Use a neutral-flavored oil like vegetable, canola, or peanut oil. Heat it to 350°F (175°C) for frying.

How do I fry the breaded chicken?

Fry the chicken in hot oil for 3-4 minutes per side until golden. If it browns too fast, lower the heat. Don’t overcrowd the pan.

How can I achieve an extra crispy coating?

For extra crispiness, use double breading. After the first breading, dip in egg wash and then breadcrumbs again. This makes the crust thicker and crunchier.

What is the proper internal temperature for Chicken Kiev?

Use a meat thermometer to check the Chicken Kiev’s internal temperature. It should reach 165°F (74°C).

What are some good side dish options for Chicken Kiev?

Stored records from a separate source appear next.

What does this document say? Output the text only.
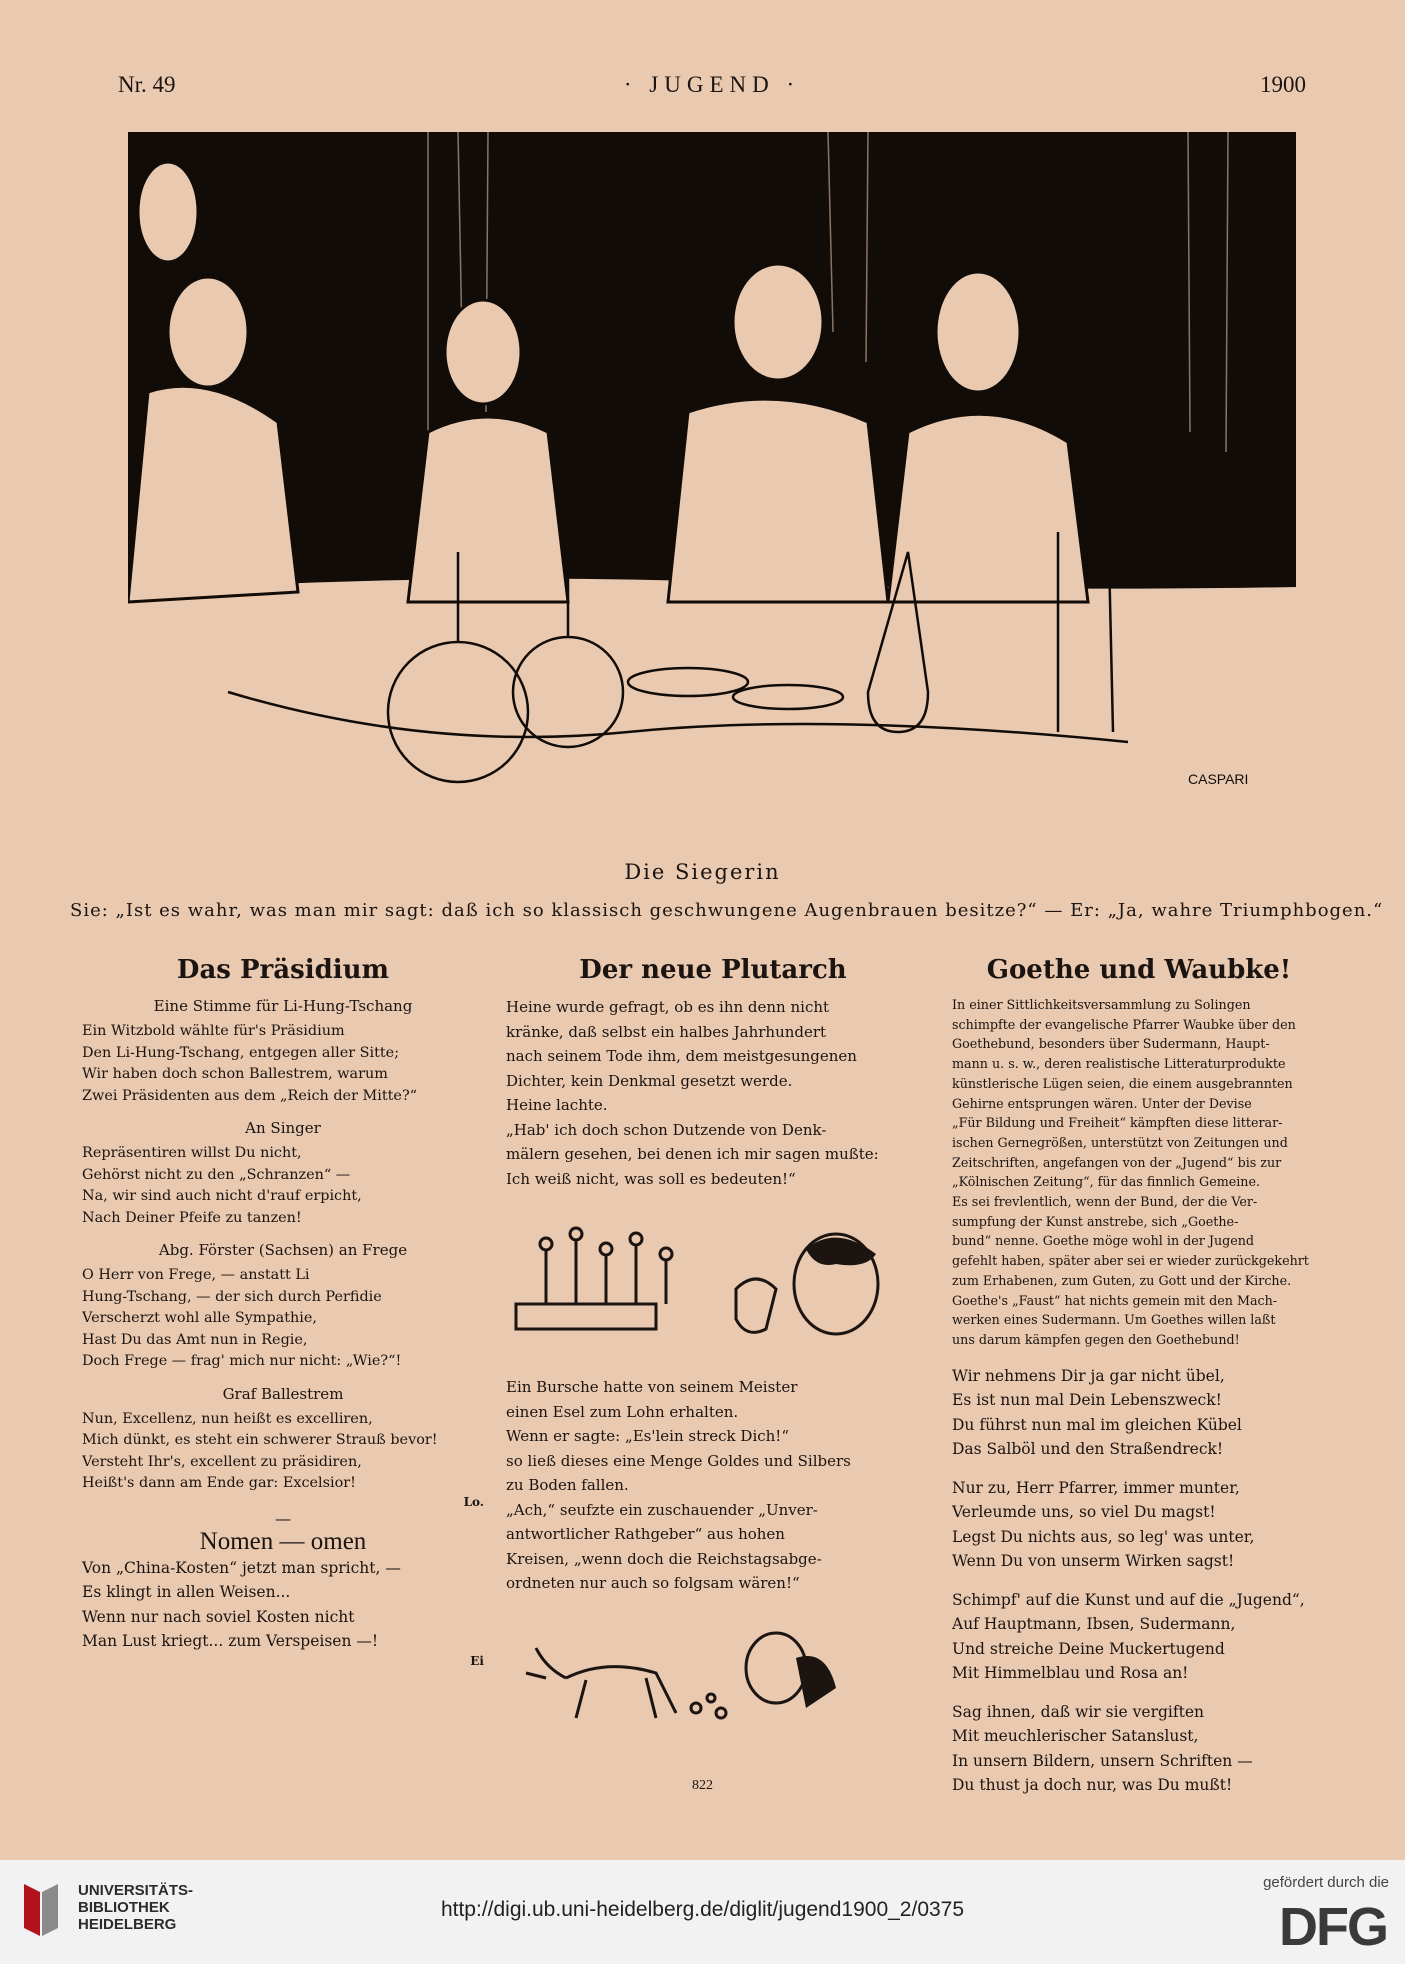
Nr. 49	· JUGEND ·	1900
CASPARI
Die Siegerin
Sie: „Ist es wahr, was man mir sagt: daß ich so klassisch geschwungene Augenbrauen besitze?“ — Er: „Ja, wahre Triumphbogen.“
Das Präsidium
Eine Stimme für Li-Hung-Tschang

Ein Witzbold wählte für's Präsidium

Den Li-Hung-Tschang, entgegen aller Sitte;

Wir haben doch schon Ballestrem, warum

Zwei Präsidenten aus dem „Reich der Mitte?“

An Singer

Repräsentiren willst Du nicht,

Gehörst nicht zu den „Schranzen“ —

Na, wir sind auch nicht d'rauf erpicht,

Nach Deiner Pfeife zu tanzen!

Abg. Förster (Sachsen) an Frege

O Herr von Frege, — anstatt Li

Hung-Tschang, — der sich durch Perfidie

Verscherzt wohl alle Sympathie,

Hast Du das Amt nun in Regie,

Doch Frege — frag' mich nur nicht: „Wie?“!

Graf Ballestrem

Nun, Excellenz, nun heißt es excelliren,

Mich dünkt, es steht ein schwerer Strauß bevor!

Versteht Ihr's, excellent zu präsidiren,

Heißt's dann am Ende gar: Excelsior!

Lo.

—

Nomen — omen

Von „China-Kosten“ jetzt man spricht, —

Es klingt in allen Weisen...

Wenn nur nach soviel Kosten nicht

Man Lust kriegt... zum Verspeisen —!

Ei

Der neue Plutarch

Heine wurde gefragt, ob es ihn denn nicht

kränke, daß selbst ein halbes Jahrhundert

nach seinem Tode ihm, dem meistgesungenen

Dichter, kein Denkmal gesetzt werde.

Heine lachte.

„Hab' ich doch schon Dutzende von Denk-

mälern gesehen, bei denen ich mir sagen mußte:

Ich weiß nicht, was soll es bedeuten!“

Ein Bursche hatte von seinem Meister

einen Esel zum Lohn erhalten.

Wenn er sagte: „Es'lein streck Dich!“

so ließ dieses eine Menge Goldes und Silbers

zu Boden fallen.

„Ach,“ seufzte ein zuschauender „Unver-

antwortlicher Rathgeber“ aus hohen

Kreisen, „wenn doch die Reichstagsabge-

ordneten nur auch so folgsam wären!“

Goethe und Waubke!

In einer Sittlichkeitsversammlung zu Solingen

schimpfte der evangelische Pfarrer Waubke über den

Goethebund, besonders über Sudermann, Haupt-

mann u. s. w., deren realistische Litteraturprodukte

künstlerische Lügen seien, die einem ausgebrannten

Gehirne entsprungen wären. Unter der Devise

„Für Bildung und Freiheit“ kämpften diese litterar-

ischen Gernegrößen, unterstützt von Zeitungen und

Zeitschriften, angefangen von der „Jugend“ bis zur

„Kölnischen Zeitung“, für das finnlich Gemeine.

Es sei frevlentlich, wenn der Bund, der die Ver-

sumpfung der Kunst anstrebe, sich „Goethe-

bund“ nenne. Goethe möge wohl in der Jugend

gefehlt haben, später aber sei er wieder zurückgekehrt

zum Erhabenen, zum Guten, zu Gott und der Kirche.

Goethe's „Faust“ hat nichts gemein mit den Mach-

werken eines Sudermann. Um Goethes willen laßt

uns darum kämpfen gegen den Goethebund!

Wir nehmens Dir ja gar nicht übel,

Es ist nun mal Dein Lebenszweck!

Du führst nun mal im gleichen Kübel

Das Salböl und den Straßendreck!

Nur zu, Herr Pfarrer, immer munter,

Verleumde uns, so viel Du magst!

Legst Du nichts aus, so leg' was unter,

Wenn Du von unserm Wirken sagst!

Schimpf' auf die Kunst und auf die „Jugend“,

Auf Hauptmann, Ibsen, Sudermann,

Und streiche Deine Muckertugend

Mit Himmelblau und Rosa an!

Sag ihnen, daß wir sie vergiften

Mit meuchlerischer Satanslust,

In unsern Bildern, unsern Schriften —

Du thust ja doch nur, was Du mußt!

822
UNIVERSITÄTS-
BIBLIOTHEK
HEIDELBERG
http://digi.ub.uni-heidelberg.de/diglit/jugend1900_2/0375
gefördert durch die
DFG
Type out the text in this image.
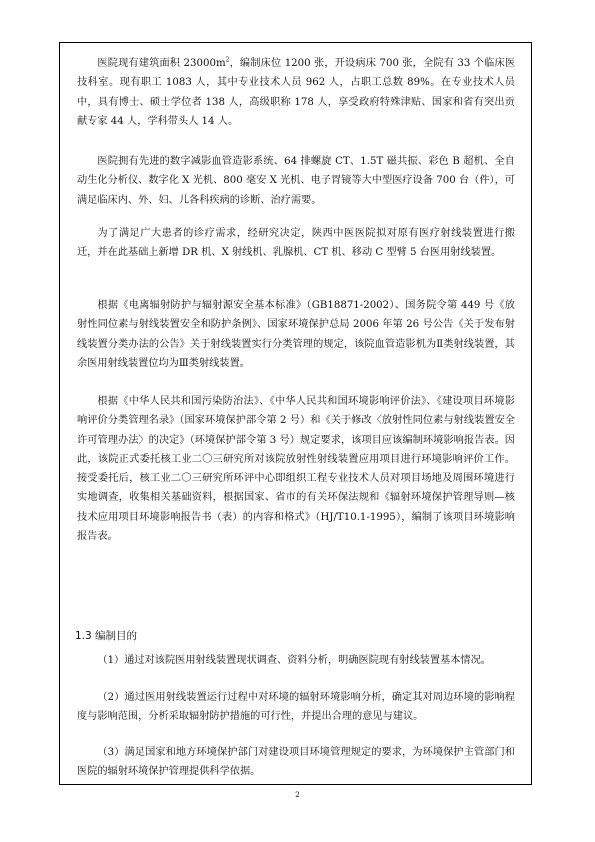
医院现有建筑面积 $23000m^2$，编制床位 1200 张，开设病床 700 张，全院有 33 个临床医技科室。现有职工 1083 人，其中专业技术人员 962 人，占职工总数 89%。在专业技术人员中，具有博士、硕士学位者 138 人，高级职称 178 人，享受政府特殊津贴、国家和省有突出贡献专家 44 人，学科带头人 14 人。
医院拥有先进的数字减影血管造影系统、64 排螺旋 CT、1.5T 磁共振、彩色 B 超机、全自动生化分析仪、数字化 X 光机、800 毫安 X 光机、电子胃镜等大中型医疗设备 700 台（件），可满足临床内、外、妇、儿各科疾病的诊断、治疗需要。
为了满足广大患者的诊疗需求，经研究决定，陕西中医医院拟对原有医疗射线装置进行搬迁，并在此基础上新增 DR 机、X 射线机、乳腺机、CT 机、移动 C 型臂 5 台医用射线装置。
根据《电离辐射防护与辐射源安全基本标准》（GB18871-2002）、国务院令第 449 号《放射性同位素与射线装置安全和防护条例》、国家环境保护总局 2006 年第 26 号公告《关于发布射线装置分类办法的公告》关于射线装置实行分类管理的规定，该院血管造影机为Ⅱ类射线装置，其余医用射线装置位均为Ⅲ类射线装置。
根据《中华人民共和国污染防治法》、《中华人民共和国环境影响评价法》、《建设项目环境影响评价分类管理名录》（国家环境保护部令第 2 号）和《关于修改〈放射性同位素与射线装置安全许可管理办法〉的决定》（环境保护部令第 3 号）规定要求，该项目应该编制环境影响报告表。因此，该院正式委托核工业二〇三研究所对该院放射性射线装置应用项目进行环境影响评价工作。接受委托后，核工业二〇三研究所环评中心即组织工程专业技术人员对项目场地及周围环境进行实地调查，收集相关基础资料，根据国家、省市的有关环保法规和《辐射环境保护管理导则—核技术应用项目环境影响报告书（表）的内容和格式》（HJ/T10.1-1995），编制了该项目环境影响报告表。
1.3 编制目的
（1）通过对该院医用射线装置现状调查、资料分析，明确医院现有射线装置基本情况。
（2）通过医用射线装置运行过程中对环境的辐射环境影响分析，确定其对周边环境的影响程度与影响范围，分析采取辐射防护措施的可行性，并提出合理的意见与建议。
（3）满足国家和地方环境保护部门对建设项目环境管理规定的要求，为环境保护主管部门和医院的辐射环境保护管理提供科学依据。
2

Serve Chicken Kiev with sides like roasted carrots, rice pilaf, mashed potatoes, or steamed vegetables. The herb butter sauce goes well with starchy sides.

How do I store and reheat leftover Chicken Kiev?

Store leftover Chicken Kiev in an airtight container in the fridge for up to 4 days. Reheat in a 350°F (175°C) oven for 10-12 minutes. Avoid microwaving to prevent soggy breading. Freeze uncooked, breaded Chicken Kiev for up to 3 months, thawing before cooking.